The NYT reports on a radical figure in Afghanistan who uses what mainstream scholars of Islamic law around him call novel and excessively harsh interpretations of Islamic criminal law or “sharī’a” to dole out punishments and gain support from locals who incorrectly think these harsh interpretations have religious or historical precedent.
This same figure also called Covid-19 a punishment from God, in a move that goes along with his attempt to use religion to claim special knowledge and galvanize support.
The article notes that “Islamic scholars say he is just the vanguard of a rising tide of extremist clerics who have galvanized public resistance to the often corrupt and ineffective American-backed Afghan government — yet another way the government is coming under dire pressure outside the Taliban’s insurgency.” For example, “Tariq Nabi, a prominent Islamic scholar, said Mawlawi Ansari had created a worrisome parallel government based on the ultraconservative Wahhabi interpretation of Islam learned during his studies in Saudi Arabia. He said other extremist clerics have imposed similar versions of Shariah law in other Afghan provinces. ‘I’m very concerned, because individual freedoms are endangered,’ said Mr. Nabi, who described Mawlawi Ansari’s Wahhabi teachings as unsuited for Afghanistan. On his TV broadcasts, Mr.

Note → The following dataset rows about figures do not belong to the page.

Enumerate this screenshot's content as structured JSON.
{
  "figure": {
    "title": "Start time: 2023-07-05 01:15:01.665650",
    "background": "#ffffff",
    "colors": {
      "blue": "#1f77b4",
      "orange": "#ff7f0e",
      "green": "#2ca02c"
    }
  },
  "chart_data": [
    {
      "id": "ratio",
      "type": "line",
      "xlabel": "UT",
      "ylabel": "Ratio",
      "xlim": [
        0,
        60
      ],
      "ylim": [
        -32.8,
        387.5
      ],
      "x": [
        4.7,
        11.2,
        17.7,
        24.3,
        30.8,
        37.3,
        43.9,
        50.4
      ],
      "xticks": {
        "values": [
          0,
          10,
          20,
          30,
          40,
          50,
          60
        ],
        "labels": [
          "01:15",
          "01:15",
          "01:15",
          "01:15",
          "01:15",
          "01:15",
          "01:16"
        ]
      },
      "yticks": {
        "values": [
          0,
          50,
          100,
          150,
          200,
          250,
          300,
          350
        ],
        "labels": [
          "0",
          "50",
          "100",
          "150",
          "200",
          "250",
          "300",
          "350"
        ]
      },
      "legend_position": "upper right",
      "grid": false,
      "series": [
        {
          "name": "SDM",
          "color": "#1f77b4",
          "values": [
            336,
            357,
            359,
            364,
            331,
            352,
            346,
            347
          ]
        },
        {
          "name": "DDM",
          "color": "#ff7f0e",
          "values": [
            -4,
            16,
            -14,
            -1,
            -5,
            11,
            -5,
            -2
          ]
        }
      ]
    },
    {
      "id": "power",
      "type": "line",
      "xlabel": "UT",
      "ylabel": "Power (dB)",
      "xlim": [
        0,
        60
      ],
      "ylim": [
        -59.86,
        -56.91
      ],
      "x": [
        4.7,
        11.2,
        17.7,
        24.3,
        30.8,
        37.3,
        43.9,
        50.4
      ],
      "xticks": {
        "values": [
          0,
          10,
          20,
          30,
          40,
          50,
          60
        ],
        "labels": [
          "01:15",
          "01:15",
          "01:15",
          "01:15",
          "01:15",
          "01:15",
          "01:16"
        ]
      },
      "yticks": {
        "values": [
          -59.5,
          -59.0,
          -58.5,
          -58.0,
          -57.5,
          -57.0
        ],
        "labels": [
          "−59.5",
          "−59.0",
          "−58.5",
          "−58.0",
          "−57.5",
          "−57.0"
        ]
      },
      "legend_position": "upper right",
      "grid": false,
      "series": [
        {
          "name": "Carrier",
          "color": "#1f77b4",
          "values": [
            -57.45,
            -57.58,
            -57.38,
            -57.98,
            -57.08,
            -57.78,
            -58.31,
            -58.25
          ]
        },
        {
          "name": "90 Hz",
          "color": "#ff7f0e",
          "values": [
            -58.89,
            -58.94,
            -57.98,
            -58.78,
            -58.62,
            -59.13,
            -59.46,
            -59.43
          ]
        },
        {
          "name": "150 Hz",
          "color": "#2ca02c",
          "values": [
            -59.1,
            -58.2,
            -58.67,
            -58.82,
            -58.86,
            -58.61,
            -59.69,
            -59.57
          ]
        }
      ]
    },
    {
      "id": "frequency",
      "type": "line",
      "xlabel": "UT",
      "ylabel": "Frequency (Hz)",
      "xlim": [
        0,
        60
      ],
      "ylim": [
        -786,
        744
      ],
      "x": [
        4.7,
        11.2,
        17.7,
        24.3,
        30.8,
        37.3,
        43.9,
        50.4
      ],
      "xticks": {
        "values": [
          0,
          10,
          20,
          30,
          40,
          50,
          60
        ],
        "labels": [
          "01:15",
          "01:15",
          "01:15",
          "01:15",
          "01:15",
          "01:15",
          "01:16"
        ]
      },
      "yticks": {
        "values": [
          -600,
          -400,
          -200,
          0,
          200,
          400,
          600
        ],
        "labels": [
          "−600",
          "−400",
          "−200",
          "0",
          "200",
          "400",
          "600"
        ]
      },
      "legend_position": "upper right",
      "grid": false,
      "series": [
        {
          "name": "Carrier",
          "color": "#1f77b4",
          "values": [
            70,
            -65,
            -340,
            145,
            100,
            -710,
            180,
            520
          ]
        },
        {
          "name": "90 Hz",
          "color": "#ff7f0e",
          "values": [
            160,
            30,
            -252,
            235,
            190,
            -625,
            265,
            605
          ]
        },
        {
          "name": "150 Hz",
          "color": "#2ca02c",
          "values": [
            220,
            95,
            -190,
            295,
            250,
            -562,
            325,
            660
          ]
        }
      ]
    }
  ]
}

Nabi has challenged Mawlawi Ansari’s call for Muslims to attend mosques despite Covid-19 risks, telling listeners to avoid crowds, including at mosques.”
Others have underscored the basic principle, that draws almost verbatim on Qur’ānic passages, “You can’t implement Islam by force.” For further background on Islamic criminal law, see Intisar Rabb, Doubt in Islamic Law (2015) and the recent Journal of Islamic Law Forum (2020) on the recent Islamic criminal law code in Brunei.